# Purple finch in love



## JanS (Apr 14, 2004)

One of my favorite parts of spring and early summer is watching all of the wild birds trying to "wow" their mate. A good share of them do this on our deck rail, so we always get a kick out of all of their fancy moves. I finally caught a little footage of a male purple finch doing his dance today, so I thought I'd share.
What do you think the little lady is thinking? Total boredom, hmm he looks interesting, WOW!, etc.?



I took this through a window, so it's not the greatest quality, but you can still get the better part of it.


----------



## nailalc (Mar 17, 2006)

I love watching the birds come to our numerous feeders. Saw the same displays from purple finches a couple of weeks ago, most times the female just flies away leaving the male wondering what went wrong.

This year is the first year that we've ever had orioles visit. I saw one in the neighborhood and put grape jelly out and they've been consistent visitors every since. Even the robins are eating the jelly, I've never seen that.


----------



## cs_gardener (Apr 28, 2006)

I enjoyed watching the display, even if the female seemed somewhat underwhelmed. Thank you for sharing, I don't have the opportunity to witness that type of display here and it's such fun to see.


----------



## Tex Gal (Nov 1, 2007)

That's so cute. He's saying "Hey baby! Look at this! How do you like this! Come on baby! No one compares to me!"

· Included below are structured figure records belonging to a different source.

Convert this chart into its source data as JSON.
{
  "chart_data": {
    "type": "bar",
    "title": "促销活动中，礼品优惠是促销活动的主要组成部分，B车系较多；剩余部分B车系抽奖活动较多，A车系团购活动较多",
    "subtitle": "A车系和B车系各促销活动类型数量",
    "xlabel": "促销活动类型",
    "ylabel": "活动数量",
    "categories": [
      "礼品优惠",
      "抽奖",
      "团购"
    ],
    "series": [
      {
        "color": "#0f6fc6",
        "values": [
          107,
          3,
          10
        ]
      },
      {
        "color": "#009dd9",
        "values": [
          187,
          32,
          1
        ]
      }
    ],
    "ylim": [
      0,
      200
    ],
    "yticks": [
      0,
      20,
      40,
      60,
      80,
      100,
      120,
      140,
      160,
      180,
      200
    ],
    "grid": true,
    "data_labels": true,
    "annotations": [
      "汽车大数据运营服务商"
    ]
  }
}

Kinda the same with humans, isn't it?!


----------



## jazzlvr123 (Apr 29, 2007)

Tex Gal said:


> That's so cute. He's saying "Hey baby! Look at this! How do you like this! Come on baby! No one compares to me!"


hahahahha thats great


----------



## Six (May 29, 2006)

That's awesome! I'm jealous! I never get to see songbirds often, let alone displaying! Very cool.

If you guys liked that, You'll love the Planet Earth series, I think the deciduous forest episode with the birds of paradise:









i didnt know purple finches displayed so similarly. i guess i thought they just sang to their ladies! LOL.


----------



## Tex Gal (Nov 1, 2007)

Six - Is that planet earth series just the coolest series you've ever seen!! I've watch many of them and still come away with my jaw on the ground and my eyes bugged out!!! [smilie=b:


----------



## JanS (Apr 14, 2004)

LOL! Yes, I get the biggest kick out of all of their different displays.

I need to get the HD version of Planet Earth one of these days too, so I can see it in it's full spectrum.

nailalc, aren't the Orioles cool? We have them come through every year, and this year a female almost emptied our Hummingbird feeder, but about the time I get an actual Oriole feeder out, they are gone again. I do put orange halves out for them and they like it, plus a bunch of other birds also indulge, so it's worth it.
We also try to put jam or jelly out for the Robins since it always has to snow quite a bit after they get here and I worry about them.

Right now we have a bird out there that is perfectly emulating a cell phone ringing, right down to the timing between rings. The first day I heard it I had to look all over thinking someone left a phone out there somewhere, but it's coming out of a tree, so I can only assume it's a starling since they are such good mimics.... LOL!


----------



## Bert H (Mar 2, 2004)

Great clip, Jan.


----------



## JoyfulGirl (Nov 19, 2004)

I dunno what the lady bird is thinking but I'm wondering why male birds naturally know how important dancing is and it can be such a difficult concept to get across to male humans...


----------



## Brilliant (Jun 25, 2006)

That video is awesome! 

This year I got to see the Northern Flicker showing off.

Thanks for the tip on the jelly. I've seen an Oriole twice and enjoy watching different birds in the yard.


----------